Secret Santa over SMS with Twilio
December 02, 2015Update 11/29/21
This project is still alive but the instructions in this blog post are out of date. Visit the GitHub repo for the latest instructions on how to run it.
TL;DR
My family does a sibling Secret Santa (plus spouses) every year. We live in a few different cities, and we forgot to do it on Thanksgiving so we were out of luck as far as picking in person. My sisters know what I do for a living so they joked over text that I should “write a code”. (Software is truly eating the world.)
I knew there were services out there to do remote Secret Santa, but they were all over email. I knew everyone’s phone number and I knew that they would check their texts far more often than their email, so I really wanted something to deliver the recipients over SMS.
I found a Ruby script out there to do the same thing, but I wanted some additional logic and its been a few years since I wrote Ruby, plus I’ve always wanted to play around with Twilio. Sounds like a recipe for a nice Saturday project.
“Hey, I want to use this!”
Go for it! You’ll need some coding knowledge since it needs to be run from the command line and the configuration needs to be created in JSON. I tried to write up some good usage instructions over on the GitHub repo, but let me know if anything doesn’t work for you.
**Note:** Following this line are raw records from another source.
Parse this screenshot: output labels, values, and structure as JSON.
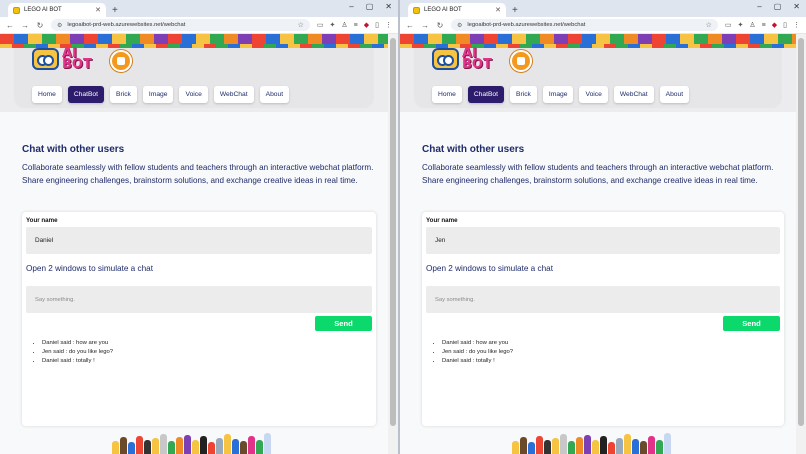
{
  "browser": {
    "tab_title": "LEGO AI BOT",
    "url": "legoaibot-prd-web.azurewebsites.net/webchat"
  },
  "site": {
    "logo_text_line1": "AI",
    "logo_text_line2": "BOT",
    "menu": [
      "Home",
      "ChatBot",
      "Brick",
      "Image",
      "Voice",
      "WebChat",
      "About"
    ],
    "active_menu": "ChatBot"
  },
  "page": {
    "title": "Chat with other users",
    "intro": "Collaborate seamlessly with fellow students and teachers through an interactive webchat platform. Share engineering challenges, brainstorm solutions, and exchange creative ideas in real time.",
    "name_label": "Your name",
    "subtitle": "Open 2 windows to simulate a chat",
    "message_placeholder": "Say something.",
    "send_label": "Send"
  },
  "windows": [
    {
      "user_name": "Daniel",
      "messages": [
        "Daniel said : how are you",
        "Jen said : do you like lego?",
        "Daniel said : totally !"
      ]
    },
    {
      "user_name": "Jen",
      "messages": [
        "Daniel said : how are you",
        "Jen said : do you like lego?",
        "Daniel said : totally !"
      ]
    }
  ],
  "colors": {
    "accent_navy": "#1f2b6b",
    "active_menu_bg": "#2d1b6b",
    "send_green": "#0cd96b",
    "logo_pink": "#e2338a"
  }
}
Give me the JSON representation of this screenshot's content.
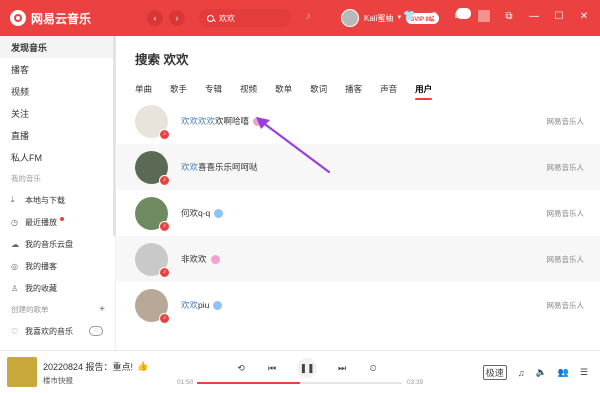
{
  "app": {
    "name": "网易云音乐"
  },
  "topbar": {
    "back": "‹",
    "forward": "›",
    "search_value": "欢欢",
    "user_name": "Kali蜜柚",
    "vip_label": "SVIP 8级",
    "mail_count": "33"
  },
  "sidebar": {
    "top_items": [
      "发现音乐",
      "播客",
      "视频",
      "关注",
      "直播",
      "私人FM"
    ],
    "my_music_header": "我的音乐",
    "my_items": [
      "本地与下载",
      "最近播放",
      "我的音乐云盘",
      "我的播客",
      "我的收藏"
    ],
    "created_header": "创建的歌单",
    "created_items": [
      "我喜欢的音乐"
    ]
  },
  "main": {
    "title": "搜索 欢欢",
    "tabs": [
      "单曲",
      "歌手",
      "专辑",
      "视频",
      "歌单",
      "歌词",
      "播客",
      "声音",
      "用户"
    ],
    "active_tab": "用户",
    "users": [
      {
        "hl": "欢欢欢欢",
        "rest": "欢啊哈嘻",
        "badge": "pink",
        "source": "网易音乐人",
        "color": "#e8e4dc"
      },
      {
        "hl": "欢欢",
        "rest": "喜喜乐乐呵呵哒",
        "badge": "",
        "source": "网易音乐人",
        "color": "#5a6a55"
      },
      {
        "hl": "",
        "rest": "何欢q-q",
        "badge": "blue",
        "source": "网易音乐人",
        "color": "#6f8a60"
      },
      {
        "hl": "",
        "rest": "非欢欢",
        "badge": "pink",
        "source": "网易音乐人",
        "color": "#c9c9c9"
      },
      {
        "hl": "欢欢",
        "rest": "piu",
        "badge": "blue",
        "source": "网易音乐人",
        "color": "#b8a898"
      }
    ]
  },
  "player": {
    "song": "20220824 报告：重点!",
    "artist": "楼市快报",
    "current_time": "01:50",
    "total_time": "03:39",
    "progress": 0.5,
    "quality": "极速"
  },
  "colors": {
    "accent": "#ec4141",
    "highlight": "#507daf"
  }
}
The biggest downside I found is that Twilio forces you to put a minimum of $20 in your account, so even though my script (including some test messages) only cost ~$1.50 to run, I still had to spend $20. I figured it will last the next 20 Christmases though :)
The spouse rule
My siblings also added an extra wrinkle. There are 8 people total (including spouses) but we wanted to avoid a person getting their own spouse as their Secret Santa. (As one person put it, “I don’t wanna be cheated out of a present!“) This was the additional logic I mentioned above. The config for the project allows you to specify people that a person can’t get as their recipient.
“Hey, I got myself!”
The code is over on GitHub if you want to check it out in full, but I wanted to outline one interesting part. There is always the possibility that the last person to select their recipient will get themself. Then the whole process has to start over (or you could just get yourself a footbath).
I banged my head against why my tests passed sometimes, and failed other times (I eventually fixed the false positive by making the tests run 2500 times).
Recursion to the rescue!
I’m using Lodash’s reject
method to remove any people from the participants that is themself, a person they should skip, or a person already used. Then if there is no valid recipient, the function gets called again. And then again, and again (if it keeps failing). Good thing computers excel at doing stuff over and over again.
import { contains, reject, sample, clone, shuffle } from "lodash"
const isMe = (me) => (p) => me.name === p.name
const isSkip = (me) => (p) =>
Array.isArray(me.skip) ? contains(me.skip, p.name) : false
const isUsed = (used) => (p) => contains(used, p.name)
const rejector = ({ used, participant }) => (p) =>
isMe(participant)(p) || isSkip(participant)(p) || isUsed(used)(p)
const pickRecipients = (participants) => {
const results = []
const used = []
const shuffled = shuffle(participants)
for (let i = 0, m = shuffled.length; i < m; i++) {
const participant = clone(shuffled[i])
const recipient = sample(reject(shuffled, rejector({ used, participant })))
// If we reached a state where a participant will not get a valid
// recipient then try again
if (!recipient) return pickRecipients(shuffled)
participant.recipient = recipient.name
results.push(participant)
used.push(recipient.name)
}
return results
}
export default pickRecipients
This took me a little bit to figure out, partly because I forgot about the scenario where you are forced to pick yourself. I took a break and suddenly “RECURSION!” popped into my head, and I shook my head that I didn’t think of it sooner.